Somewhere, I think I still have a copy of that LP recording of Alfred Mendelssohn's "Fall of Doftanus", which was indeed credited to Felix Mendelssohn on the Urania LP (coupled with "Beethoven's" Jena Symphony IIRC)! In style it is Straussian late-romantic. Thanks for the heads up for the symphony broadcast.

eschiss1

It's still one s, though- not Alfred Mendelssohn... (unlike, say, Arnold.)
(Then there's Camillo and Georg Schumann, who I think were closely related, to each other I mean, not to any of the Mendelssohn set- well, except as people may be all related as I tend to believe, though that tends to deprive the word of some needed substance...

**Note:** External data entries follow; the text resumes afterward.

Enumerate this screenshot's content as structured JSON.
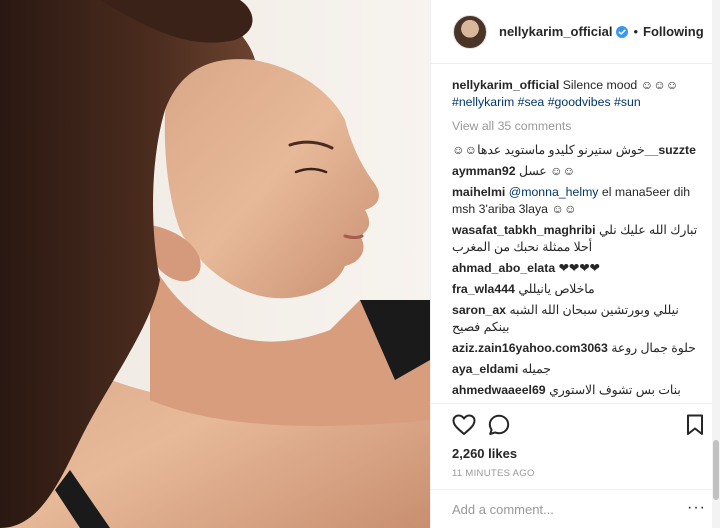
{
  "post": {
    "username": "nellykarim_official",
    "follow_status": "Following",
    "separator": "•",
    "caption_text": "Silence mood ☺☺☺",
    "hashtags": [
      "#nellykarim",
      "#sea",
      "#goodvibes",
      "#sun"
    ],
    "view_all": "View all 35 comments",
    "likes": "2,260 likes",
    "timestamp": "11 MINUTES AGO",
    "add_comment_placeholder": "Add a comment...",
    "more_glyph": "···"
  },
  "comments": [
    {
      "user": "__suzzte",
      "text": "خوش ستيرنو كليدو ماستويد عدها☺☺",
      "rtl": true,
      "user_after": true
    },
    {
      "user": "aymman92",
      "text": "عسل ☺☺"
    },
    {
      "user": "maihelmi",
      "mention": "@monna_helmy",
      "text": "el mana5eer dih msh 3'ariba 3laya ☺☺"
    },
    {
      "user": "wasafat_tabkh_maghribi",
      "text": "تبارك الله عليك نلي أحلا ممثلة نحبك من المغرب"
    },
    {
      "user": "ahmad_abo_elata",
      "text": "❤❤❤❤"
    },
    {
      "user": "fra_wla444",
      "text": "ماخلاص يانيللي"
    },
    {
      "user": "saron_ax",
      "text": "نيللي وبورتشين سبحان الله الشبه بينكم فصيح"
    },
    {
      "user": "aziz.zain16yahoo.com3063",
      "text": "حلوة جمال روعة"
    },
    {
      "user": "aya_eldami",
      "text": "جميله"
    },
    {
      "user": "ahmedwaaeel69",
      "text": "بنات بس تشوف الاستوري عندي ❤"
    }
  ],
  "icons": {
    "heart": "heart-icon",
    "comment": "comment-bubble-icon",
    "bookmark": "bookmark-icon",
    "verified": "verified-badge-icon"
  },
  "colors": {
    "link": "#003569",
    "muted": "#999999",
    "verified": "#3897f0",
    "text": "#262626"
  }
}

- and G. Schumann who wrote a several-times reprinted Tarantelle (may have been Gustav Schumann, 1815-89); and Robert Alexander Schumann, related to my knowledge to none of 'em.)

I thought it was coupled (the Doftanus-themed work heretofore etc.) with a Czerny concerto actually but that's an artifact of this that and the other thing, and Worldcat seems determined to prove me wrong on that point.
(I almost want to say that I like the sound of "Prăbușirea Doftanei" except- I actually can only guess what the sound of it is! )

TerraEpon

I always find it amusing when you have an unfamous composer confused with the fanmous one. In the big-book-of-workslists, there are a couple of pieces in Bloch's list that are listed as being composed after he died -- because they are actually be someone named Augustyn Bloch.

eschiss1

In that connection (and the germ of another thread I suppose but not for this subforum) Jos(z)ef Bloch (1862-1922) may not cause the same confusion (having died rather earlier) but may cause some confusion all the same having composed works for the major ensembles as well.